Nope. Growth is a nation's increase in net productive contribution to the planet. And if you make something or do something of value, you can purchase whatever gold is necessary from the gold producers who are themselves doing something of value. This is not to say the value of gold will not rise or fall. But at least its movements are nothing like we are seeing with the fiat currencies of the present era.

>>I don't know about you folks, but I would like progress to move a little faster than that. Growth that is [sic] consists of regulatory discipline that consists of transparency and accountability, of course.

With at least partial gold convertibility, you would get all that you've asked for.

>>And to think about all the wars that were fought over gold because foolish people considered that "shiny metal" somehow valuable. Isn't being dependent on the the Mid-East for our oil bad enough??

There are fools and then there are fools. It doesn't have to be gold. Any "shiny metal" will do. In fact, anything relatively rare, portable, durable, non-counterfeitable, and agreed upon will do. Oil and gold? A non sequitur, apples and oranges.

>>Someone tell me why my analysis is all screwed up. I really want to know.

See above.

>>Do people think that a collapse of the global financial system "to its goldless ashes" is in anyone's interests??

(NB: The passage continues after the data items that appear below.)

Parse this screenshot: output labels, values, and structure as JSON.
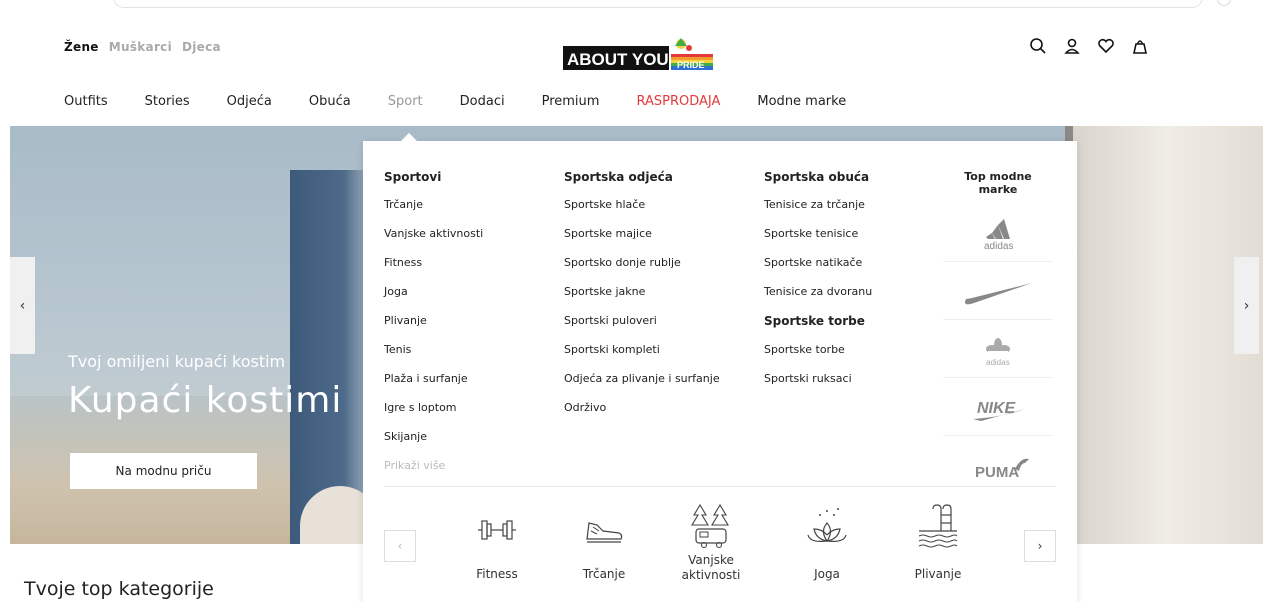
{
  "gender_tabs": [
    "Žene",
    "Muškarci",
    "Djeca"
  ],
  "logo": {
    "text": "ABOUT YOU",
    "badge": "PRIDE"
  },
  "nav": [
    {
      "label": "Outfits",
      "style": "normal"
    },
    {
      "label": "Stories",
      "style": "normal"
    },
    {
      "label": "Odjeća",
      "style": "normal"
    },
    {
      "label": "Obuća",
      "style": "normal"
    },
    {
      "label": "Sport",
      "style": "muted"
    },
    {
      "label": "Dodaci",
      "style": "normal"
    },
    {
      "label": "Premium",
      "style": "normal"
    },
    {
      "label": "RASPRODAJA",
      "style": "red"
    },
    {
      "label": "Modne marke",
      "style": "normal"
    }
  ],
  "hero": {
    "subtitle": "Tvoj omiljeni kupaći kostim",
    "title": "Kupaći kostimi",
    "cta": "Na modnu priču",
    "prev": "‹",
    "next": "›"
  },
  "mega": {
    "col1": {
      "heading": "Sportovi",
      "items": [
        "Trčanje",
        "Vanjske aktivnosti",
        "Fitness",
        "Joga",
        "Plivanje",
        "Tenis",
        "Plaža i surfanje",
        "Igre s loptom",
        "Skijanje"
      ],
      "more": "Prikaži više"
    },
    "col2": {
      "heading": "Sportska odjeća",
      "items": [
        "Sportske hlače",
        "Sportske majice",
        "Sportsko donje rublje",
        "Sportske jakne",
        "Sportski puloveri",
        "Sportski kompleti",
        "Odjeća za plivanje i surfanje",
        "Održivo"
      ]
    },
    "col3": {
      "heading": "Sportska obuća",
      "items": [
        "Tenisice za trčanje",
        "Sportske tenisice",
        "Sportske natikače",
        "Tenisice za dvoranu"
      ],
      "heading2": "Sportske torbe",
      "items2": [
        "Sportske torbe",
        "Sportski ruksaci"
      ]
    },
    "brands": {
      "heading": "Top modne marke",
      "items": [
        "adidas",
        "nike-swoosh",
        "adidas-originals",
        "NIKE",
        "PUMA"
      ],
      "adidas_label": "adidas",
      "originals_label": "adidas",
      "nike_label": "NIKE",
      "puma_label": "PUMA"
    },
    "carousel": {
      "prev": "‹",
      "next": "›",
      "sports": [
        {
          "label": "Fitness",
          "icon": "dumbbell-icon"
        },
        {
          "label": "Trčanje",
          "icon": "shoe-icon"
        },
        {
          "label": "Vanjske aktivnosti",
          "icon": "camper-icon"
        },
        {
          "label": "Joga",
          "icon": "lotus-icon"
        },
        {
          "label": "Plivanje",
          "icon": "pool-icon"
        }
      ]
    }
  },
  "top_categories": "Tvoje top kategorije",
  "colors": {
    "accent_red": "#e23a3a",
    "muted": "#999999"
  }
}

Specifically, yes, a collapse will always be in "someone's" interest. In general, of course not. However, it is most likely that the collapse will come one way or the other. The absence of gold merely facilitates the process.

>>Does anyone on this thread REALLY THINK a global financial collapse will happen without major wars, starvation, and massive unemployment?? Are we invulnerable to depression??

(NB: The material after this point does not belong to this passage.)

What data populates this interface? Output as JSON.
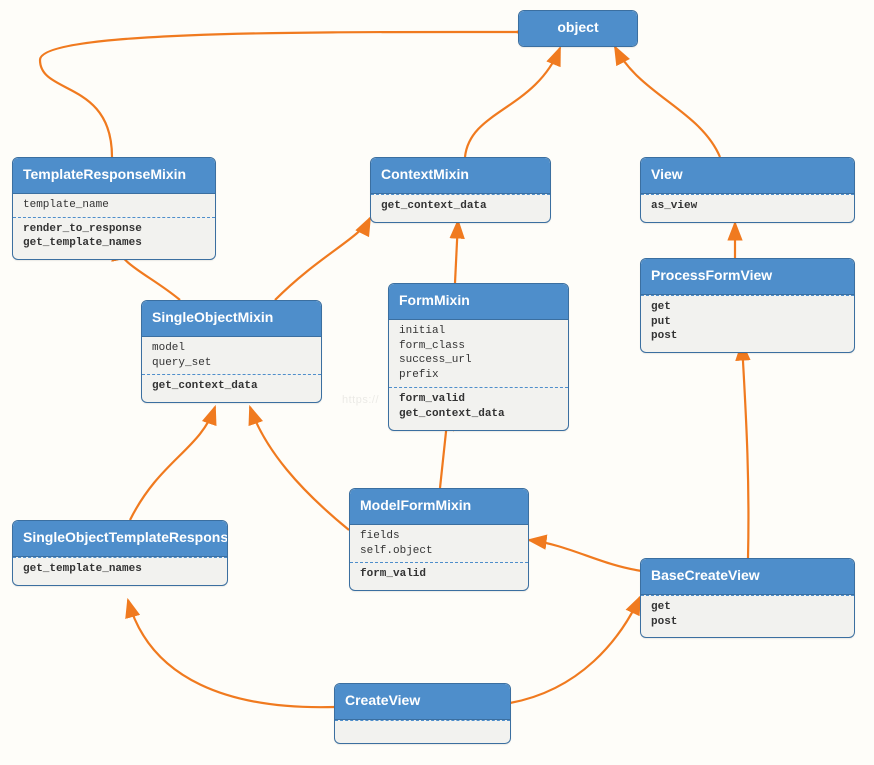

Probably not, and a return to at least partial gold convertibility would very likely prevent the financial collapse you envision, though we very well already may be beyond the point of no return. Depressions are caused by profligate lending practices built upon the notion that there is no problem that further credit cannot cure, so no, we're not invulnerable - far from it.

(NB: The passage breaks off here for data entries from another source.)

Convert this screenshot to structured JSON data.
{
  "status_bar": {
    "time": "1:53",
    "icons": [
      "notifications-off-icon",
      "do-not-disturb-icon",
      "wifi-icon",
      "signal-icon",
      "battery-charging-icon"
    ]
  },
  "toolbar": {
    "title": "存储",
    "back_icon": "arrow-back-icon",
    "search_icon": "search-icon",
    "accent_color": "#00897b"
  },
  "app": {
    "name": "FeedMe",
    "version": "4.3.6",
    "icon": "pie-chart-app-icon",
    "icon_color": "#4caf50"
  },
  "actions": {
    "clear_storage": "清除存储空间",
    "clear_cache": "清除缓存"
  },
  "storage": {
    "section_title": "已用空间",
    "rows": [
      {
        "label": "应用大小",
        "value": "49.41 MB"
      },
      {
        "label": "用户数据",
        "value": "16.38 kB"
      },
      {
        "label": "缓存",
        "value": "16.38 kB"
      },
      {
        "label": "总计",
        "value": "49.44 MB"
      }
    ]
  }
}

>>Think it through people, for once the genie is out of the bottle, it is very difficult to put him back in. And you may not like what results from having your wish granted to you. OK, everybody out of the think tank!

I don't like what I am seeing right now. The workers of entire countries thrown into poverty. People's hard-earned life savings cut in half overnight. A nation's populace saddled with piles of fiat debt for generations. Unneeded capacity built with borrowed money only to be endlessly serviced by exorbitant interest rates.

The genie was ripped out of this bottle some 30 years ago. The damage has already been done and the experiment is well under way. The results are now coming in, day by day. Soon, the full fruits will emerge. Blaming the helpful bystander is not the appropriate attitude. THIS IS NOT GOLD'S FAULT. But gold could have helped prevent it, at the very least in terms of the extremes.

IMO, it is in the absence of a sensible, stable, consistent, fair, long term monetary system, that the wishes of the vast majority will not be granted.